Este efecto dominó puede desacelerar sectores completos que dependen de compras gubernamentales, afectando empleo y competitividad.
Liquidez, confianza y reputación
Expertos fiscales señalan que la deuda flotante no equivale a deuda pública tradicional, pero sí incide en la percepción de riesgo. Un proveedor que experimenta retrasos sistemáticos ajustará precios futuros para cubrir incertidumbre. Ese sobrecosto termina impactando el presupuesto general.
Desde el sector empresarial se insiste en que la regularización de pagos es clave para sostener confianza. “La gestión eficiente de la caja única será determinante”, subraya el boletín del COHEP, señalando que el desafío de 2026 será evitar que el saldo continúe creciendo y comprometa la competitividad del país.
Presión sobre la planificación 2026
El incremento del 9% interanual en 2025 ocurre en un contexto de presión fiscal creciente: mayor gasto social, compromisos salariales y necesidades de inversión pública. Aunque el Gobierno ha defendido la ejecución presupuestaria como dinamizadora de la economía, el ritmo de pagos evidencia tensiones en liquidez.

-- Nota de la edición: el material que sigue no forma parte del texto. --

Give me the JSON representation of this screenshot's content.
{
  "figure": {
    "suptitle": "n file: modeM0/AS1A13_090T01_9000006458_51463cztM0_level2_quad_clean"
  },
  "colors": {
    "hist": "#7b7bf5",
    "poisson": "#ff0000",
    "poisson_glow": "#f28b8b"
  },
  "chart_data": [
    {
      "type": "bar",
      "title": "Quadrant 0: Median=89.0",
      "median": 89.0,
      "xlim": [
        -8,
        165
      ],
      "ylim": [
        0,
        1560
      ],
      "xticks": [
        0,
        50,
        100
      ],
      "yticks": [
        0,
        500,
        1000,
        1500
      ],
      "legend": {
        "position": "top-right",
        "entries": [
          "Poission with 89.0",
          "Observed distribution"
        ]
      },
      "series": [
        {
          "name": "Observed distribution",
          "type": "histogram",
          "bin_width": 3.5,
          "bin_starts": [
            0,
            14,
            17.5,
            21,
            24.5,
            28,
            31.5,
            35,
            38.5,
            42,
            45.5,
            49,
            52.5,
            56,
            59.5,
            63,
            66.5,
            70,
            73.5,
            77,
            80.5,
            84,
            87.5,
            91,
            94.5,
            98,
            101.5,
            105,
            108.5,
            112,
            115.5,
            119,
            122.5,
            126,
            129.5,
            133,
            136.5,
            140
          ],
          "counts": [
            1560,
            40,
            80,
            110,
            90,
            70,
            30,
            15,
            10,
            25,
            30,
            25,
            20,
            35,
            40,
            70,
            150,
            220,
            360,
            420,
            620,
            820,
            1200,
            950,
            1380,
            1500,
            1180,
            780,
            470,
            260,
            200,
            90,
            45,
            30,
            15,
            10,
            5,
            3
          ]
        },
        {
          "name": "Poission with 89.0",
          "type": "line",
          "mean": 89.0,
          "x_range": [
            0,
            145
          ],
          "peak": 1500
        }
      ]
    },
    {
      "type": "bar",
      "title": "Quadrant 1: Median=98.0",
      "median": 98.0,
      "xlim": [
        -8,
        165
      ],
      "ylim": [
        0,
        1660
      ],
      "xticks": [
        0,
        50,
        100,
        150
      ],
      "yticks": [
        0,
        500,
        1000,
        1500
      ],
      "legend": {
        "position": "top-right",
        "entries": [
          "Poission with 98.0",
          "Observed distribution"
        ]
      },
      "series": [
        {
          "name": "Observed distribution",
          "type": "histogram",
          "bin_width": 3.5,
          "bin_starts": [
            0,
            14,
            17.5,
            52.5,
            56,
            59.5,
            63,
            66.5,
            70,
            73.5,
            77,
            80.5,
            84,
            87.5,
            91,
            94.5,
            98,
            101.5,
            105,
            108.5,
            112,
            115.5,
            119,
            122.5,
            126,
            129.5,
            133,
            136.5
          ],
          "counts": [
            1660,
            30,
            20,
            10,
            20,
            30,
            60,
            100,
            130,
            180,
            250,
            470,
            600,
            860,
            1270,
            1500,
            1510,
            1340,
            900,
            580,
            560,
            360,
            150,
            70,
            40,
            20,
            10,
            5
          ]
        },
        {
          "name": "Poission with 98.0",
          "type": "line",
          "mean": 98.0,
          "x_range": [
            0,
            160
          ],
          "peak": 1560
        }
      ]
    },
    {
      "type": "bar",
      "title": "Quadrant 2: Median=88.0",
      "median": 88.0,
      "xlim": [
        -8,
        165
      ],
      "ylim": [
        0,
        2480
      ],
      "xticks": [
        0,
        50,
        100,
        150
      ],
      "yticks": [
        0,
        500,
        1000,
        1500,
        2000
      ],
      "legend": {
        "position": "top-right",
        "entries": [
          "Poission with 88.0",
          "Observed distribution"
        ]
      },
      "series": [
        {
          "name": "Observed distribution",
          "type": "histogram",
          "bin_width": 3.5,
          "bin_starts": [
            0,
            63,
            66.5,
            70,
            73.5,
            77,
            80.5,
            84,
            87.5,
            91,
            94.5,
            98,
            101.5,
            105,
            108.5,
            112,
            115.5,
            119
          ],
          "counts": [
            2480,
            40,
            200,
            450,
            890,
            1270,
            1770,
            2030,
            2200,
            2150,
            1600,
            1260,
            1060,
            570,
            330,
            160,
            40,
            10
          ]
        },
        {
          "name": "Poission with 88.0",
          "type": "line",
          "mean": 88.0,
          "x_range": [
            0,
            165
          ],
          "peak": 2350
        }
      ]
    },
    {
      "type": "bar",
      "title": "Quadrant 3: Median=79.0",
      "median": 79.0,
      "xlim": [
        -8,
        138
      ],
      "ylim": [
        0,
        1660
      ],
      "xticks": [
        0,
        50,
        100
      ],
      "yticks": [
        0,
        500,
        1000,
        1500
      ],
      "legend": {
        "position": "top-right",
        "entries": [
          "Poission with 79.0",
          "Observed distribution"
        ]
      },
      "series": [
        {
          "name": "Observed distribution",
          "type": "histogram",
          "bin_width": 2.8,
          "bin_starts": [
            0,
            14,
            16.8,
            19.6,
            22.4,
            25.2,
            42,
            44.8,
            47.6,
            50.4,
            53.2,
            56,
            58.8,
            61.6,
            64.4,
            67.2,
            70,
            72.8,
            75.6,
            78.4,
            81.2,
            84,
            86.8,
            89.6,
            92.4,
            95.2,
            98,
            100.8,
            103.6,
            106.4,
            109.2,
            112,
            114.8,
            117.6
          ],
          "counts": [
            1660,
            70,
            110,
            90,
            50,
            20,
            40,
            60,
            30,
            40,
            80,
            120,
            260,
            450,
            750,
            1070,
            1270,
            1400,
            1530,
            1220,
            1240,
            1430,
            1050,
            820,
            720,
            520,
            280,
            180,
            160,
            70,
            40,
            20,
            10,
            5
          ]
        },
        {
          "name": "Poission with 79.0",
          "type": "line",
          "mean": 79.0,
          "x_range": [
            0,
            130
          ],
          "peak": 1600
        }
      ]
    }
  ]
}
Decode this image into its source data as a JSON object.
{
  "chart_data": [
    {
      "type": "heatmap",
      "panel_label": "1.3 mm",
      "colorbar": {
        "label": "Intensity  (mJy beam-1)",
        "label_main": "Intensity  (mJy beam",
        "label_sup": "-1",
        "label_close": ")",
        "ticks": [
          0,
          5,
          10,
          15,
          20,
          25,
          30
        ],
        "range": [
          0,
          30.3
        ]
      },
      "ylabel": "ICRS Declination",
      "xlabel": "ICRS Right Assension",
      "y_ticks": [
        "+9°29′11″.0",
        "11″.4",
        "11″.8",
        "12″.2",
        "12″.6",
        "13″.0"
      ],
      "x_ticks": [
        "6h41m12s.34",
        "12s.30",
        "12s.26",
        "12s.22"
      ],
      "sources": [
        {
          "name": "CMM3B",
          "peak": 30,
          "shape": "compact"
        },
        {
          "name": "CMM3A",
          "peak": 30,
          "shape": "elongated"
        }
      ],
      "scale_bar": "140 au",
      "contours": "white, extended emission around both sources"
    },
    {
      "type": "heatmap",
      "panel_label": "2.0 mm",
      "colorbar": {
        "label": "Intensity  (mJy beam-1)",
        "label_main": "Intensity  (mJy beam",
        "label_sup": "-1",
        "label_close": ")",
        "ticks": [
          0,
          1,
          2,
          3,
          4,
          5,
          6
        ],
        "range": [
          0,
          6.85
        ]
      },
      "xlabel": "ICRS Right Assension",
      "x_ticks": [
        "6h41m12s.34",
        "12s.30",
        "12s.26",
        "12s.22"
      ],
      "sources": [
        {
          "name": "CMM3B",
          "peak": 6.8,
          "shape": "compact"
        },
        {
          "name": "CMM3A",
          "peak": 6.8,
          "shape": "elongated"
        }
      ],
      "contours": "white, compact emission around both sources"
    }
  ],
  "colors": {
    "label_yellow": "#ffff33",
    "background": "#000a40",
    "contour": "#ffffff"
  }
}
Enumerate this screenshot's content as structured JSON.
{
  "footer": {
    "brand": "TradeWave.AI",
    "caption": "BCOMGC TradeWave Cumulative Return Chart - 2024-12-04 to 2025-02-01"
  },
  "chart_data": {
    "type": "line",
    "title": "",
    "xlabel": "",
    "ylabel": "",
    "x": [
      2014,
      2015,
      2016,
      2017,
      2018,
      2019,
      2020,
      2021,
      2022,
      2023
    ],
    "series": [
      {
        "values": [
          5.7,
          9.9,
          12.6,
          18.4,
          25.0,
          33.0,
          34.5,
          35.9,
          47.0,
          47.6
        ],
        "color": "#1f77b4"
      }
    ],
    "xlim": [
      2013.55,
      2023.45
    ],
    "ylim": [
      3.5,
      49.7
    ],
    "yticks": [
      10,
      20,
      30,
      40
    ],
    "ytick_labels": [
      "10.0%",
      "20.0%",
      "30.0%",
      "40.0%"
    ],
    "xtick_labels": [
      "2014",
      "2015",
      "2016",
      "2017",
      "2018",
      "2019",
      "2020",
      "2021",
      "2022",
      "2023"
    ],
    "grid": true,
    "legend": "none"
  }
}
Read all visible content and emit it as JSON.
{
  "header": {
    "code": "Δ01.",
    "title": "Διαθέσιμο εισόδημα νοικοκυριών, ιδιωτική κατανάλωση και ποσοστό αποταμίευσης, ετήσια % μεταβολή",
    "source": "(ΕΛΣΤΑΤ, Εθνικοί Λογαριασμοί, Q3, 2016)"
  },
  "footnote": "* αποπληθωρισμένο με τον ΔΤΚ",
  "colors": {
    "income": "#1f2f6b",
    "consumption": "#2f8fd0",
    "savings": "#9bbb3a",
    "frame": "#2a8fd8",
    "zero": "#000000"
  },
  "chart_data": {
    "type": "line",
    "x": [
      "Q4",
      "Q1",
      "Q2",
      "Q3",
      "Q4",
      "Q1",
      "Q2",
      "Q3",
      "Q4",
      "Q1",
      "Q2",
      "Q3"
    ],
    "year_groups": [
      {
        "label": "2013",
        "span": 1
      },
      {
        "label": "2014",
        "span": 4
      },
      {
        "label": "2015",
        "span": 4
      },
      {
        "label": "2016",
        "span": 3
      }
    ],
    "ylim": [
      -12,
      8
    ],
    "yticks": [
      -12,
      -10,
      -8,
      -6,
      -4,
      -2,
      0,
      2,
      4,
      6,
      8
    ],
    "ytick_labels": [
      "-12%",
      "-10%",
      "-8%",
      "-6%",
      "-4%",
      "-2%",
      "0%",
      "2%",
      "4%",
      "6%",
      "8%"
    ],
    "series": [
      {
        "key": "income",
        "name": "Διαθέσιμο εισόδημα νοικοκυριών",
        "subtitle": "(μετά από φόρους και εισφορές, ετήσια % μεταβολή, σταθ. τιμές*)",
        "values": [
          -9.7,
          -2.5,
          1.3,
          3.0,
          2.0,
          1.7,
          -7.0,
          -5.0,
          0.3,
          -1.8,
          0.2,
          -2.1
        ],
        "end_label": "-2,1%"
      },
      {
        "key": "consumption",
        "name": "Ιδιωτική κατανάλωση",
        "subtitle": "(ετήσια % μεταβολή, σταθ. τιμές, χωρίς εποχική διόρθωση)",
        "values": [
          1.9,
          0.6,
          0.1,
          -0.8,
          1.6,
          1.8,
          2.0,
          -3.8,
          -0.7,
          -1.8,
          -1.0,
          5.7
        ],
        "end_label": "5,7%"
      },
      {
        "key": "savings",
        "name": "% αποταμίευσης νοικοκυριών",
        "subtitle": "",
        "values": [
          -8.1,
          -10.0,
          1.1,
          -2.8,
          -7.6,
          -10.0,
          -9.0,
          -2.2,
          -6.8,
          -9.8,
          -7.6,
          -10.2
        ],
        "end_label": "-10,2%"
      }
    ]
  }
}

Analistas consultados en medios económicos locales advierten que la disciplina en programación de caja será crucial en el nuevo ejercicio fiscal. Si los pagos pendientes no se regularizan, podrían trasladarse como carga estructural al presupuesto 2026, limitando margen para nuevos proyectos.
Más que una cifra contable
En términos macroeconómicos, la deuda flotante funciona como indicador adelantado de estrés financiero estatal. No implica insolvencia inmediata, pero sí refleja presión sobre la administración de recursos líquidos. En economías emergentes, estos desbalances pueden amplificarse cuando coinciden con menor crecimiento o restricciones de financiamiento externo.
Honduras enfrenta un escenario regional donde el acceso a capital internacional es más selectivo y las tasas globales siguen elevadas. En ese entorno, mantener disciplina en pagos internos es fundamental para preservar estabilidad y confianza empresarial.
El cierre fiscal 2025 deja un mensaje claro: L 25 mil millones en compromisos pendientes no son solo un dato técnico. Son contratos firmados, bienes entregados y servicios prestados que esperan convertirse en liquidez real. La manera en que el Estado gestione este pasivo en 2026 será determinante para la salud financiera de cientos de empresas y para el ritmo de la economía hondureña en un año clave.